The impact has been measurable. Amid significant transformation and a pending merger, Union Pacific’s technology organization recorded one of its highest engagement scores last year. Jalali sees that as more than a morale indicator. “If people feel heard and invested in, they lean into change,” he says. “That always matters, especially in the AI era.”

Merging institutional knowledge with new perspectives

Union Pacific’s workforce spans generations, from employees with decades of railroading experience to early-career technologists who think natively in data, platforms, and AI. Jalali views that intersection as a competitive advantage. “When you merge deep institutional knowledge with new thinking on modern tech platforms, the results are powerful,” he says.

He’s intentionally created cross-functional exposure so technologists understand the operational realities of rail yards and supply chains, while seasoned employees are exposed to new tools and emerging capabilities. “We ask what they want to learn, what tools they need, and what knowledge we can expose them to,” he says.

For Jalali personally, stepping into the complex world of railroading at the beginning required a deliberate reset. After so many years in retail, he knew credibility would come only through immersion. “If you want to be effective, you have to respect the industry and get into the nitty gritty,” he says. “When I first joined Union Pacific, I told my peers and leaders you’re my teachers and mentors. I needed to deeply understand supply chains and how we operate as a company.” Field visits reinforced that commitment, signaling to his team that technology would be shaped by operations, not layered on top of each other.

Such an approach reflects a broader evolution in the CIO role. “We’re part of the north star decision-making arm of the company, not just managing zeroes and ones,” he adds.

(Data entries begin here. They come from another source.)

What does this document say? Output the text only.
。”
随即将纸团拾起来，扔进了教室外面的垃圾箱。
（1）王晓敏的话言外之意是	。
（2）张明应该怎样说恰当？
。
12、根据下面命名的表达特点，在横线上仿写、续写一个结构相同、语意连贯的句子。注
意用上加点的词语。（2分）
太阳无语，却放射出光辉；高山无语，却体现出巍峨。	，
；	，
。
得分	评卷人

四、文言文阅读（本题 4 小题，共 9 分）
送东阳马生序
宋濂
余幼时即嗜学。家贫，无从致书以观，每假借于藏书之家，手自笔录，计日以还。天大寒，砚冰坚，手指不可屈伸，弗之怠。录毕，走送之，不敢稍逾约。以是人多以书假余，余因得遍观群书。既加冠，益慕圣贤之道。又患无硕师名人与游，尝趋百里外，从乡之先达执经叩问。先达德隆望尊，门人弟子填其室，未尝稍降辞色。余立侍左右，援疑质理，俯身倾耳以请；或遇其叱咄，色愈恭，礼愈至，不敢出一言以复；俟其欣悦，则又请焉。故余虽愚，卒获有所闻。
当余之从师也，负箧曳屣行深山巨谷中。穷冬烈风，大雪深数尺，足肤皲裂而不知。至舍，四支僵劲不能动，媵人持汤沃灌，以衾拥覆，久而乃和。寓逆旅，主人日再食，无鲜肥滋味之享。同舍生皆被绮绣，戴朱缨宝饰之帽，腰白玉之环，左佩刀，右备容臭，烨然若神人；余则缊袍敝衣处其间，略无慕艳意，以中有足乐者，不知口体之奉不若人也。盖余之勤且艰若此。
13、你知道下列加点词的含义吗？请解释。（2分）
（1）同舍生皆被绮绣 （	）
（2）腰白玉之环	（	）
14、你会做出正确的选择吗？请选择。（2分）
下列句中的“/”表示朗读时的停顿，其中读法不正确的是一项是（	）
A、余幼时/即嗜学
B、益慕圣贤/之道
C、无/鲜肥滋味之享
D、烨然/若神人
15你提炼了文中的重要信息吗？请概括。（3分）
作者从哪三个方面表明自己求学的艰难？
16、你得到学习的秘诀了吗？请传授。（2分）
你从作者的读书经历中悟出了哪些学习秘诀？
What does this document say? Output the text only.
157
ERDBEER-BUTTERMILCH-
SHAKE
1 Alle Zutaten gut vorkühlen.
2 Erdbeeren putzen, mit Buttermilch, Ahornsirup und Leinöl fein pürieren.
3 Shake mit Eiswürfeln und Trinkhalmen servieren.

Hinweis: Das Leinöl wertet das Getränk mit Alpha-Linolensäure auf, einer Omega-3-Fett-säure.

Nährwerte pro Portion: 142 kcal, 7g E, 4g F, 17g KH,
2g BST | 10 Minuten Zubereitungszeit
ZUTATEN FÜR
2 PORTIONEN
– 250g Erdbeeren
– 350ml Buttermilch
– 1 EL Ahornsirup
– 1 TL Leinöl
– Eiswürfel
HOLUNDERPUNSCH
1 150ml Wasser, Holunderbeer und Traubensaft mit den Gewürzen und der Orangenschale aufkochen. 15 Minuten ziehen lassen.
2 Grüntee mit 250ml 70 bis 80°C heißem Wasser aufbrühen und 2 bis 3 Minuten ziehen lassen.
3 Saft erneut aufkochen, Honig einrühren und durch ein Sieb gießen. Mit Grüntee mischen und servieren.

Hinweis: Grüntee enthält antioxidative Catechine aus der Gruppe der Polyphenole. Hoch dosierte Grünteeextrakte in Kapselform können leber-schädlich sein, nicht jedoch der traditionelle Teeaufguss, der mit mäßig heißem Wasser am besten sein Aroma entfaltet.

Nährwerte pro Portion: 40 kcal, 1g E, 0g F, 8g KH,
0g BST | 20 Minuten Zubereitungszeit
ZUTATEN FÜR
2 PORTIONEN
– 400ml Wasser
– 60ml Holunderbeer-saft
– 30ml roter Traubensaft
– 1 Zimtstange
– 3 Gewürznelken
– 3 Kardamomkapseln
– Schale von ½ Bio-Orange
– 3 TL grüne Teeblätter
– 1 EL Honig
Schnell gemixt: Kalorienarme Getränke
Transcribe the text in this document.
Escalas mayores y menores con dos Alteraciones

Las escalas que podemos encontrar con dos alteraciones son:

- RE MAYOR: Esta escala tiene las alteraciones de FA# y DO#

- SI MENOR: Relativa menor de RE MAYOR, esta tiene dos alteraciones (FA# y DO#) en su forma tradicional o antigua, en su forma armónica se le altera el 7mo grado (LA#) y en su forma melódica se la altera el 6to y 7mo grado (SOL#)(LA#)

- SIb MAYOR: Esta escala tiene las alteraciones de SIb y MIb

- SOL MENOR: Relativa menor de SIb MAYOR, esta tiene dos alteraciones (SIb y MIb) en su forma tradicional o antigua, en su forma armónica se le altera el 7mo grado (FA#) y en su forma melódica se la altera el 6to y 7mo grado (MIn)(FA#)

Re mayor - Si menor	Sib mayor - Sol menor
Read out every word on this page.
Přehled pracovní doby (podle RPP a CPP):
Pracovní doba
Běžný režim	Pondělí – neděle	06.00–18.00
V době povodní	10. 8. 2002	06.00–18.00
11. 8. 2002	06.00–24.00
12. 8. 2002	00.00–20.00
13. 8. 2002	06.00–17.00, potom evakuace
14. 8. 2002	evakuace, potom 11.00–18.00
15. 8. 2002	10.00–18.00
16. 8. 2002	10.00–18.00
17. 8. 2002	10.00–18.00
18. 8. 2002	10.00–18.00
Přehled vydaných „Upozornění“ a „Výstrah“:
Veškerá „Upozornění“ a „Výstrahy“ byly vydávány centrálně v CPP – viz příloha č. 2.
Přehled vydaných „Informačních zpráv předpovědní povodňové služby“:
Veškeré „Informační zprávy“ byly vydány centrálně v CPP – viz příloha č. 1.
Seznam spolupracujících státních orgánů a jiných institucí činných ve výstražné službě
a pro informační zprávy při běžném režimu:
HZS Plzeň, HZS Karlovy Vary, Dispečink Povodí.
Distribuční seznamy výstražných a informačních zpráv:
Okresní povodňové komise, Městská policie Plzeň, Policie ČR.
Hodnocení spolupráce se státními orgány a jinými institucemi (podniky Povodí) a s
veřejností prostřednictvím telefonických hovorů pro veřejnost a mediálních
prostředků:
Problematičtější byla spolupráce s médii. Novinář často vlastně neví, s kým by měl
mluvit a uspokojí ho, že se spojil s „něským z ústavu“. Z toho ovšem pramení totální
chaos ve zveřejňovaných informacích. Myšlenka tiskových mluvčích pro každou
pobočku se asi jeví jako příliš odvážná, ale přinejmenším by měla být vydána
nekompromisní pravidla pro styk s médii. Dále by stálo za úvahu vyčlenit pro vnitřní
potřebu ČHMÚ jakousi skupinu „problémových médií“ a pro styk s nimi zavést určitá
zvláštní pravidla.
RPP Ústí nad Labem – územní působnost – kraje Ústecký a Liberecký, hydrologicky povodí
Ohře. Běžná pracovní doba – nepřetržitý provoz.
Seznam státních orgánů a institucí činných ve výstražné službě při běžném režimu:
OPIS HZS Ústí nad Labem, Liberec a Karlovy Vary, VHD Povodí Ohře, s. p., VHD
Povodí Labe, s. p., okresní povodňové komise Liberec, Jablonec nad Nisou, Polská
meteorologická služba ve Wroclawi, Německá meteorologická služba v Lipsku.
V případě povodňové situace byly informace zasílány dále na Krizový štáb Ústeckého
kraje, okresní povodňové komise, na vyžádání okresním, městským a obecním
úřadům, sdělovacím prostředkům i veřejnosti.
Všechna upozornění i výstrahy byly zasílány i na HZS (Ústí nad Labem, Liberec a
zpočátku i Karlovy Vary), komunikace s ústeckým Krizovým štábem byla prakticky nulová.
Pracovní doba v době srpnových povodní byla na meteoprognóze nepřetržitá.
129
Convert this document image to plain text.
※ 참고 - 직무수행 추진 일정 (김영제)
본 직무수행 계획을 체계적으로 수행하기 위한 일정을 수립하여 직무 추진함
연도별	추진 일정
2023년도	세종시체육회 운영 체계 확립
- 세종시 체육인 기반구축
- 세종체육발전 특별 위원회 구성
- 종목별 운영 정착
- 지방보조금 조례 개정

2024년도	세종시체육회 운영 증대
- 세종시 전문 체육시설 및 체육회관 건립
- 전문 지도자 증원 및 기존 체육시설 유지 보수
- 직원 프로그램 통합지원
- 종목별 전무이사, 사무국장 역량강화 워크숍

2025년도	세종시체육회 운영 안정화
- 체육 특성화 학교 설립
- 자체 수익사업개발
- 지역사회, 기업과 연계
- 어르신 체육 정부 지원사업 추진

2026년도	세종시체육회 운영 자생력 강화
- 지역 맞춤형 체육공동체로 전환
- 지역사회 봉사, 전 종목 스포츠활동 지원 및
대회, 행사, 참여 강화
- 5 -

Scaling AI with shared accountability

As AI adoption accelerates, Jalali thinks many organizations are applying it to solve the wrong problem. “The biggest risk is thinking technology by itself creates value,” he says. “Tech is part of the solution, but value comes when business process and people change with it.”

At Union Pacific, that belief translates into structure. AI isn’t owned by IT alone. Jalali pairs tech and business leaders in a two-in-the-box model, with shared accountability for outcomes. “We start with the business problem, not the solution. We insert AI in a meaningful way across our organizations to drive value,” he says.

That discipline keeps the focus on measurable impact. “We start by understanding how product moves from A to B, and then we find ways to optimize,” he says. “From there, teams work to quickly deploy minimally viable solutions and refine them in the field. I want progress over perfection.”

The approach reflects a broader conviction that’s shaped his leadership since leaving retail for railroading in that technology only scales when the people closest to the work own the outcome. “You have to empower the teams that own the results,” he says.

As organizations enter what many are calling the year AI scales, Jalali is less focused on the sophistication of models than on whether leaders are redefining how their companies operate. The differentiator, after all, will be whether AI is treated as a workforce transformation rather than an algorithm or technology deployment.